The resource pool of the cloud is exhausted: for several customers we could not create new resources, scale up or scale out existing resources or upgrade our zonal implementation to a zone-redundant (cross availability zone) setup. We also have received word from other parties who are struggling with these same limitations (in Azure West Europe Region). We have logged the incident with Microsoft; the problem is acknowledged and we are promised monthly updates to inform us about the progress of a resolution.
More recently, Microsoft has suggested we can engage in conversations regarding “cloud resource capacity management” to discuss how we expect to provision new resources in the coming period.
One workaround is to create resources in other regions. For various reasons – latency chief among them – this is less than perfect. Clearly this is far from the ideal situation where new resources can be created at any moment, without lead time. Our process and our cloud strategy and design need to cater for this eventuality (and yours to). To prevent innovation from coming to a halt we need ways to circumvent the freeze in this one Azure Region. In addition to our current region: also use another region, also use another public cloud, also use on premises resources. These are the main options we are considering.
Details on the current situation – that we first ran into in December 2023
When the cloud does not allow creation or extension of resources due to lack of capacity, you get a strong reminder of the fact that the cloud is not this magical, infinite pool of resources you can easily make yourself believe it is. It is a physical building with power and cooling, racks and servers and people operating them. And it is finite. At some point the building is full or at least the servers are all in use. Or the staff is at the limit of what it can handle.
Microsoft obviously is larger than your own IT department ever was, with more automation presumably than you ever had in place. But in the end, physical resources are required. They need to be bought, shipped, installed, connected, operated. And there are physical constraints. I am sure the popularity of the West Europe Region is a factor and perhaps Microsoft has been overwhelmed by demand. However understandable, it has now become our problem (and our customers’ problem). And we cannot go into the Azure data center and set up our own resources. We have to wait for Microsoft to resolve their issues. It is their computer that we rely on.
When I tweeted about our issue, I received the response shown below.

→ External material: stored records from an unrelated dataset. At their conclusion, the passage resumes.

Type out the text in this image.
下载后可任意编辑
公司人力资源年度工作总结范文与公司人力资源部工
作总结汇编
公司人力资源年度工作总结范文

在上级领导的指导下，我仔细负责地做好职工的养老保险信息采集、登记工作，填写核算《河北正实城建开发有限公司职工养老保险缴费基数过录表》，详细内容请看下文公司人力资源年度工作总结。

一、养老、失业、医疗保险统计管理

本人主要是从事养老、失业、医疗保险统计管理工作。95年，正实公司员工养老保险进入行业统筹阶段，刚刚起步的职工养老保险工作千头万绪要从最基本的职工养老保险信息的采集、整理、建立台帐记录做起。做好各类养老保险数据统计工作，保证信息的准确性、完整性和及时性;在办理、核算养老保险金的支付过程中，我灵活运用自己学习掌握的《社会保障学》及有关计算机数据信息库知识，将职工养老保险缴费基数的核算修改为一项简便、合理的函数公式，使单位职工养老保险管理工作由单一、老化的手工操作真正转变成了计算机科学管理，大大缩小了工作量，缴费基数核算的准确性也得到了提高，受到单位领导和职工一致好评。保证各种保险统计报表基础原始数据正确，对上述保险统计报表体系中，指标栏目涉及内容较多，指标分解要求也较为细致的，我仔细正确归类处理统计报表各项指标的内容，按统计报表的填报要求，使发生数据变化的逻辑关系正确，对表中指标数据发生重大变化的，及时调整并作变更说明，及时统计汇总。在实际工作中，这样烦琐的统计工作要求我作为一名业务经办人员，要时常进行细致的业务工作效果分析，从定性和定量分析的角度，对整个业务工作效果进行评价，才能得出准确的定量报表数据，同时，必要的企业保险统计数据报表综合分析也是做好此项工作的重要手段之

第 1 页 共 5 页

Recently I came across this article that describes a similar situation where new resources could not be created because some of the Availability Zones in West Europe are full. This image of a very revealing Reddit-thread is from that article:
The problem is quite wide spread and has existed for some time. Azure West Europe is not the only region suffering (other regions mentioned in the thread, though I do not have personal experience with these, are (Europe) UK South, (North America) Canada Central, (North America) East US, (North America) East US 2. Using other regions is the only workaround available within the Azure environment – although not all regions offer the same features (yet) and some are more expensive than others.
As I understand it, the problems are expected to continue into the Summer of 2024. Meanwhile, construction is ongoing for a huge extension of the current Microsoft data center facility in North Holland (permission was granted by the province in April 2023). This Microsoft webpage describes the Data Centers in Hollands Kroon (Middenmeer).
“Microsoft datacenters in the Netherlands currently employ 334 people. Since construction started in 2013, more than 12.3 million hours have been worked on construction projects, with an average of 687 construction jobs per year. We anticipate it will take more than 3.7 million hours across an estimated 600 annual construction jobs to complete the new datacenter facilities. By the end of 2026, we project 382 full-time employees and contractors will work across all operational facilities. “